At Tina Brown’s girl-power extravaganza last night, Women in the World 2011, hosted by Newsweek and The Daily Beast, Diane Von Furstenberg named her female role model as Rebecca Lolosoli, a woman credited with creating a girls-only village in Kenya.
“I met Rebecca two years ago,” said Ms. Von Furstenburg. “She came to visit me. She told me all about her. She told me how she had to flee her village. So I told her, I have a village too, on the fourth floor.”
Evidently, the designer invited Ms. Lolosoli for some fun in the studio, making jewelery that would later be shown on the spring catwalk and sold in stores. Lolosoli, who was in attendance at the conference, didn’t seem to be having that much fun on the night. The Observer later overheard her throwing a tantrum to her staff-minder, saying she wanted to skip dinner and conversation with Bill Clinton in favor of a night in her hotel room with the remote control.
Elsewhere, air kisses and smoke-blowing abounded. Fresh off the Newsweek-Daily Beast merger, Ms. Brown was all smiles and adjectives: “We’ve assembled so many free-thinking firebrands, social revolutionaries, outside agitators, dangerous rabble-rousers in this theatre tonight that I think we have to take out a whole different insurance policy.”
Substance arrived in the form of Wajeha H. Al-Huwaider, Saudi journalist, and Dalia Ziada, Egyptian author, who talked up a storm on women’s issues in the Middle East.
“Tomorrow is a big day for Saudi Arabia, ” said Ms. Al-Huwaider. “For tomorrow’s protests, they told women to come in the front row because Saudis don’t attack women. We are to protect the men in the back.”
“We never thought it would turn into something so big,” said Ms.
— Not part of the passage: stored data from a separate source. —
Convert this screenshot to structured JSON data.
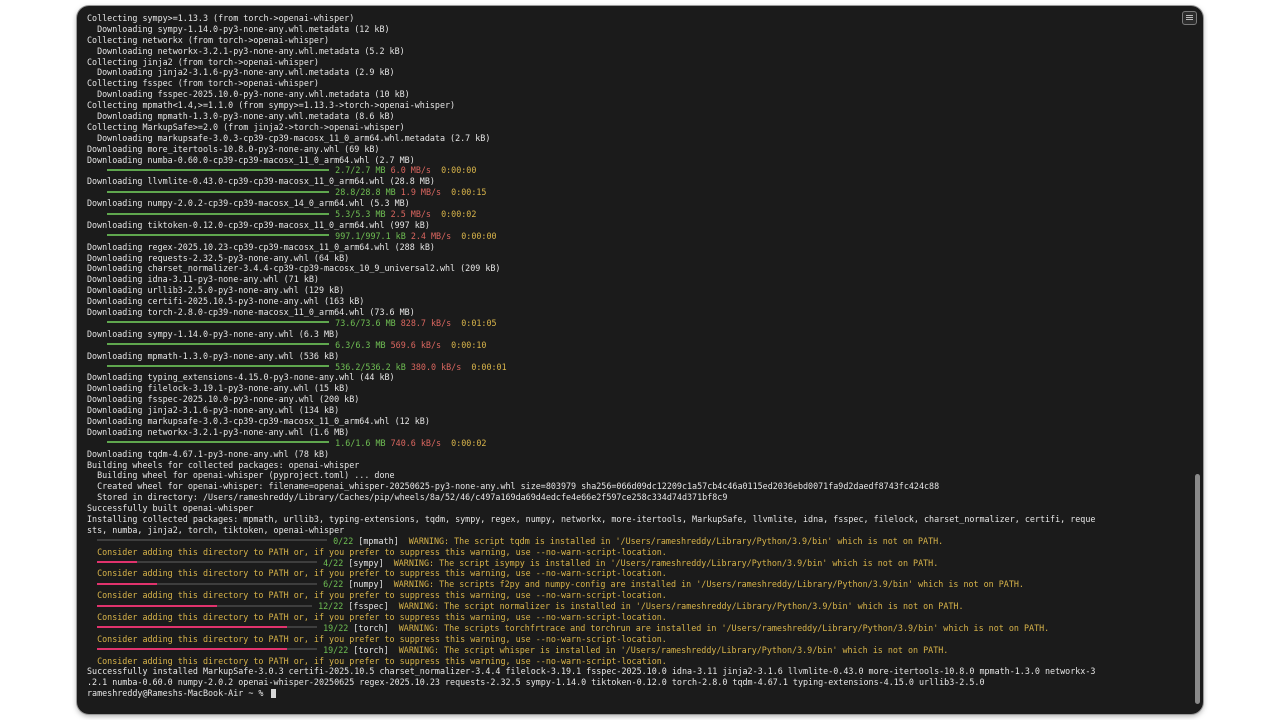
{
  "terminal": {
    "lines": [
      "Collecting sympy>=1.13.3 (from torch->openai-whisper)",
      "  Downloading sympy-1.14.0-py3-none-any.whl.metadata (12 kB)",
      "Collecting networkx (from torch->openai-whisper)",
      "  Downloading networkx-3.2.1-py3-none-any.whl.metadata (5.2 kB)",
      "Collecting jinja2 (from torch->openai-whisper)",
      "  Downloading jinja2-3.1.6-py3-none-any.whl.metadata (2.9 kB)",
      "Collecting fsspec (from torch->openai-whisper)",
      "  Downloading fsspec-2025.10.0-py3-none-any.whl.metadata (10 kB)",
      "Collecting mpmath<1.4,>=1.1.0 (from sympy>=1.13.3->torch->openai-whisper)",
      "  Downloading mpmath-1.3.0-py3-none-any.whl.metadata (8.6 kB)",
      "Collecting MarkupSafe>=2.0 (from jinja2->torch->openai-whisper)",
      "  Downloading markupsafe-3.0.3-cp39-cp39-macosx_11_0_arm64.whl.metadata (2.7 kB)",
      "Downloading more_itertools-10.8.0-py3-none-any.whl (69 kB)",
      "Downloading numba-0.60.0-cp39-cp39-macosx_11_0_arm64.whl (2.7 MB)",
      "Downloading llvmlite-0.43.0-cp39-cp39-macosx_11_0_arm64.whl (28.8 MB)",
      "Downloading numpy-2.0.2-cp39-cp39-macosx_14_0_arm64.whl (5.3 MB)",
      "Downloading tiktoken-0.12.0-cp39-cp39-macosx_11_0_arm64.whl (997 kB)",
      "Downloading regex-2025.10.23-cp39-cp39-macosx_11_0_arm64.whl (288 kB)",
      "Downloading requests-2.32.5-py3-none-any.whl (64 kB)",
      "Downloading charset_normalizer-3.4.4-cp39-cp39-macosx_10_9_universal2.whl (209 kB)",
      "Downloading idna-3.11-py3-none-any.whl (71 kB)",
      "Downloading urllib3-2.5.0-py3-none-any.whl (129 kB)",
      "Downloading certifi-2025.10.5-py3-none-any.whl (163 kB)",
      "Downloading torch-2.8.0-cp39-none-macosx_11_0_arm64.whl (73.6 MB)",
      "Downloading sympy-1.14.0-py3-none-any.whl (6.3 MB)",
      "Downloading mpmath-1.3.0-py3-none-any.whl (536 kB)",
      "Downloading typing_extensions-4.15.0-py3-none-any.whl (44 kB)",
      "Downloading filelock-3.19.1-py3-none-any.whl (15 kB)",
      "Downloading fsspec-2025.10.0-py3-none-any.whl (200 kB)",
      "Downloading jinja2-3.1.6-py3-none-any.whl (134 kB)",
      "Downloading markupsafe-3.0.3-cp39-cp39-macosx_11_0_arm64.whl (12 kB)",
      "Downloading networkx-3.2.1-py3-none-any.whl (1.6 MB)",
      "Downloading tqdm-4.67.1-py3-none-any.whl (78 kB)",
      "Building wheels for collected packages: openai-whisper",
      "  Building wheel for openai-whisper (pyproject.toml) ... done",
      "  Created wheel for openai-whisper: filename=openai_whisper-20250625-py3-none-any.whl size=803979 sha256=066d09dc12209c1a57cb4c46a0115ed2036ebd0071fa9d2daedf8743fc424c88",
      "  Stored in directory: /Users/rameshreddy/Library/Caches/pip/wheels/8a/52/46/c497a169da69d4edcfe4e66e2f597ce258c334d74d371bf8c9",
      "Successfully built openai-whisper",
      "Installing collected packages: mpmath, urllib3, typing-extensions, tqdm, sympy, regex, numpy, networkx, more-itertools, MarkupSafe, llvmlite, idna, fsspec, filelock, charset_normalizer, certifi, reque",
      "sts, numba, jinja2, torch, tiktoken, openai-whisper",
      "  Consider adding this directory to PATH or, if you prefer to suppress this warning, use --no-warn-script-location.",
      "Successfully installed MarkupSafe-3.0.3 certifi-2025.10.5 charset_normalizer-3.4.4 filelock-3.19.1 fsspec-2025.10.0 idna-3.11 jinja2-3.1.6 llvmlite-0.43.0 more-itertools-10.8.0 mpmath-1.3.0 networkx-3",
      ".2.1 numba-0.60.0 numpy-2.0.2 openai-whisper-20250625 regex-2025.10.23 requests-2.32.5 sympy-1.14.0 tiktoken-0.12.0 torch-2.8.0 tqdm-4.67.1 typing-extensions-4.15.0 urllib3-2.5.0"
    ],
    "downloads": [
      {
        "size": "2.7/2.7 MB",
        "speed": "6.0 MB/s",
        "eta": "0:00:00"
      },
      {
        "size": "28.8/28.8 MB",
        "speed": "1.9 MB/s",
        "eta": "0:00:15"
      },
      {
        "size": "5.3/5.3 MB",
        "speed": "2.5 MB/s",
        "eta": "0:00:02"
      },
      {
        "size": "997.1/997.1 kB",
        "speed": "2.4 MB/s",
        "eta": "0:00:00"
      },
      {
        "size": "73.6/73.6 MB",
        "speed": "828.7 kB/s",
        "eta": "0:01:05"
      },
      {
        "size": "6.3/6.3 MB",
        "speed": "569.6 kB/s",
        "eta": "0:00:10"
      },
      {
        "size": "536.2/536.2 kB",
        "speed": "380.0 kB/s",
        "eta": "0:00:01"
      },
      {
        "size": "1.6/1.6 MB",
        "speed": "740.6 kB/s",
        "eta": "0:00:02"
      }
    ],
    "install_progress": [
      {
        "count": "0/22",
        "pkg": "[mpmath]",
        "warning": "WARNING: The script tqdm is installed in '/Users/rameshreddy/Library/Python/3.9/bin' which is not on PATH.",
        "fraction": 0.0
      },
      {
        "count": "4/22",
        "pkg": "[sympy]",
        "warning": "WARNING: The script isympy is installed in '/Users/rameshreddy/Library/Python/3.9/bin' which is not on PATH.",
        "fraction": 0.18
      },
      {
        "count": "6/22",
        "pkg": "[numpy]",
        "warning": "WARNING: The scripts f2py and numpy-config are installed in '/Users/rameshreddy/Library/Python/3.9/bin' which is not on PATH.",
        "fraction": 0.27
      },
      {
        "count": "12/22",
        "pkg": "[fsspec]",
        "warning": "WARNING: The script normalizer is installed in '/Users/rameshreddy/Library/Python/3.9/bin' which is not on PATH.",
        "fraction": 0.55
      },
      {
        "count": "19/22",
        "pkg": "[torch]",
        "warning": "WARNING: The scripts torchfrtrace and torchrun are installed in '/Users/rameshreddy/Library/Python/3.9/bin' which is not on PATH.",
        "fraction": 0.86
      },
      {
        "count": "19/22",
        "pkg": "[torch]",
        "warning": "WARNING: The script whisper is installed in '/Users/rameshreddy/Library/Python/3.9/bin' which is not on PATH.",
        "fraction": 0.86
      }
    ],
    "prompt": "rameshreddy@Rameshs-MacBook-Air ~ %",
    "colors": {
      "background": "#1b1b1b",
      "text": "#e6e6e6",
      "green": "#6fbf53",
      "red": "#d9665f",
      "yellow": "#d8b44a",
      "pink": "#e0336d"
    }
  }
}
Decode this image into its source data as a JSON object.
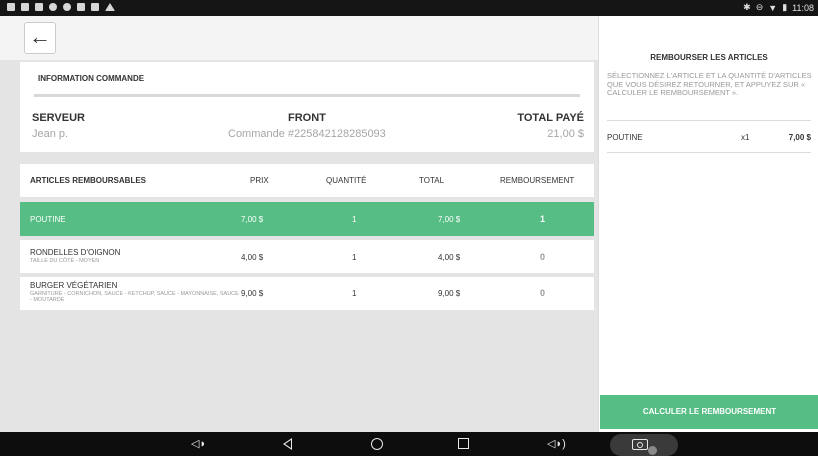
{
  "status_bar": {
    "left_icons": [
      "media-icon",
      "image-icon",
      "image-icon",
      "sync-icon",
      "cloud-icon",
      "usb-icon",
      "usb-icon",
      "warning-icon"
    ],
    "time": "11:08"
  },
  "header": {
    "back_icon": "arrow-left-icon"
  },
  "info": {
    "title": "INFORMATION COMMANDE",
    "server_label": "SERVEUR",
    "server_value": "Jean p.",
    "order_label": "FRONT",
    "order_value": "Commande #225842128285093",
    "total_label": "TOTAL PAYÉ",
    "total_value": "21,00 $"
  },
  "refund_table": {
    "columns": [
      "ARTICLES REMBOURSABLES",
      "PRIX",
      "QUANTITÉ",
      "TOTAL",
      "REMBOURSEMENT"
    ],
    "rows": [
      {
        "name": "POUTINE",
        "details": "",
        "price": "7,00 $",
        "qty": "1",
        "total": "7,00 $",
        "refund": "1",
        "selected": true
      },
      {
        "name": "RONDELLES D'OIGNON",
        "details": "TAILLE DU CÔTÉ - MOYEN",
        "price": "4,00 $",
        "qty": "1",
        "total": "4,00 $",
        "refund": "0",
        "selected": false
      },
      {
        "name": "BURGER VÉGÉTARIEN",
        "details": "GARNITURE - CORNICHON, SAUCE - KETCHUP, SAUCE - MAYONNAISE, SAUCE - MOUTARDE",
        "price": "9,00 $",
        "qty": "1",
        "total": "9,00 $",
        "refund": "0",
        "selected": false
      }
    ]
  },
  "right_panel": {
    "title": "REMBOURSER LES ARTICLES",
    "instructions": "SÉLECTIONNEZ L'ARTICLE ET LA QUANTITÉ D'ARTICLES QUE VOUS DÉSIREZ RETOURNER, ET APPUYEZ SUR « CALCULER LE REMBOURSEMENT ».",
    "item": {
      "name": "POUTINE",
      "qty": "x1",
      "price": "7,00 $"
    },
    "calculate_label": "CALCULER LE REMBOURSEMENT"
  },
  "colors": {
    "accent": "#56bd84",
    "background": "#e4e4e4",
    "muted_text": "#999999"
  }
}
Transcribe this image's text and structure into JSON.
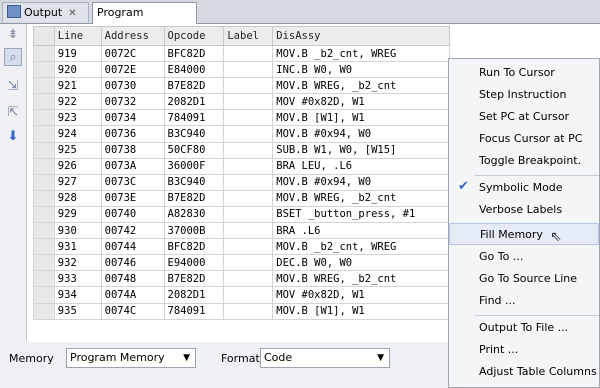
{
  "tabs": [
    {
      "label": "Output",
      "close": "✕"
    },
    {
      "label": "Program Memory",
      "close": "✕"
    }
  ],
  "table": {
    "headers": [
      "Line",
      "Address",
      "Opcode",
      "Label",
      "DisAssy"
    ],
    "rows": [
      [
        "919",
        "0072C",
        "BFC82D",
        "",
        "MOV.B _b2_cnt, WREG"
      ],
      [
        "920",
        "0072E",
        "E84000",
        "",
        "INC.B W0, W0"
      ],
      [
        "921",
        "00730",
        "B7E82D",
        "",
        "MOV.B WREG, _b2_cnt"
      ],
      [
        "922",
        "00732",
        "2082D1",
        "",
        "MOV #0x82D, W1"
      ],
      [
        "923",
        "00734",
        "784091",
        "",
        "MOV.B [W1], W1"
      ],
      [
        "924",
        "00736",
        "B3C940",
        "",
        "MOV.B #0x94, W0"
      ],
      [
        "925",
        "00738",
        "50CF80",
        "",
        "SUB.B W1, W0, [W15]"
      ],
      [
        "926",
        "0073A",
        "36000F",
        "",
        "BRA LEU, .L6"
      ],
      [
        "927",
        "0073C",
        "B3C940",
        "",
        "MOV.B #0x94, W0"
      ],
      [
        "928",
        "0073E",
        "B7E82D",
        "",
        "MOV.B WREG, _b2_cnt"
      ],
      [
        "929",
        "00740",
        "A82830",
        "",
        "BSET _button_press, #1"
      ],
      [
        "930",
        "00742",
        "37000B",
        "",
        "BRA .L6"
      ],
      [
        "931",
        "00744",
        "BFC82D",
        "",
        "MOV.B _b2_cnt, WREG"
      ],
      [
        "932",
        "00746",
        "E94000",
        "",
        "DEC.B W0, W0"
      ],
      [
        "933",
        "00748",
        "B7E82D",
        "",
        "MOV.B WREG, _b2_cnt"
      ],
      [
        "934",
        "0074A",
        "2082D1",
        "",
        "MOV #0x82D, W1"
      ],
      [
        "935",
        "0074C",
        "784091",
        "",
        "MOV.B [W1], W1"
      ]
    ]
  },
  "bottom": {
    "memory_label": "Memory",
    "memory_value": "Program Memory",
    "format_label": "Format",
    "format_value": "Code"
  },
  "context_menu": {
    "items": [
      "Run To Cursor",
      "Step Instruction",
      "Set PC at Cursor",
      "Focus Cursor at PC",
      "Toggle Breakpoint.",
      "Symbolic Mode",
      "Verbose Labels",
      "Fill Memory",
      "Go To ...",
      "Go To Source Line",
      "Find ...",
      "Output To File ...",
      "Print ...",
      "Adjust Table Columns"
    ],
    "checked_item": "Symbolic Mode",
    "highlighted_item": "Fill Memory"
  },
  "icons": {
    "tool1": "step-icon",
    "tool2": "search-icon",
    "tool3": "step-over-icon",
    "tool4": "step-out-icon",
    "tool5": "down-arrow-icon"
  }
}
Ziada of the Egyptian revolution. “We just decided to go to the streets on Jan. 25 to give the police a hard day.” When they had won, “Our colleagues, the men who had stood beside us the day before, told us ‘go back to your home'; it’s not right to talk about women’s rights now.”
Ms. Brown managed to fit in a gibe at MSNBC’s Chris Matthews, who recently pieced together a documentary on Bill Clinton, entitled President of the World. Calling it a “puff piece,” she asked the former president: “Where was he when you needed him?”
Perhaps her sour grapes are the result of being scooped. The release of her book, “The Clinton Chronicles” has been delayed indefinitely while she saves the world one major media take-over at a time.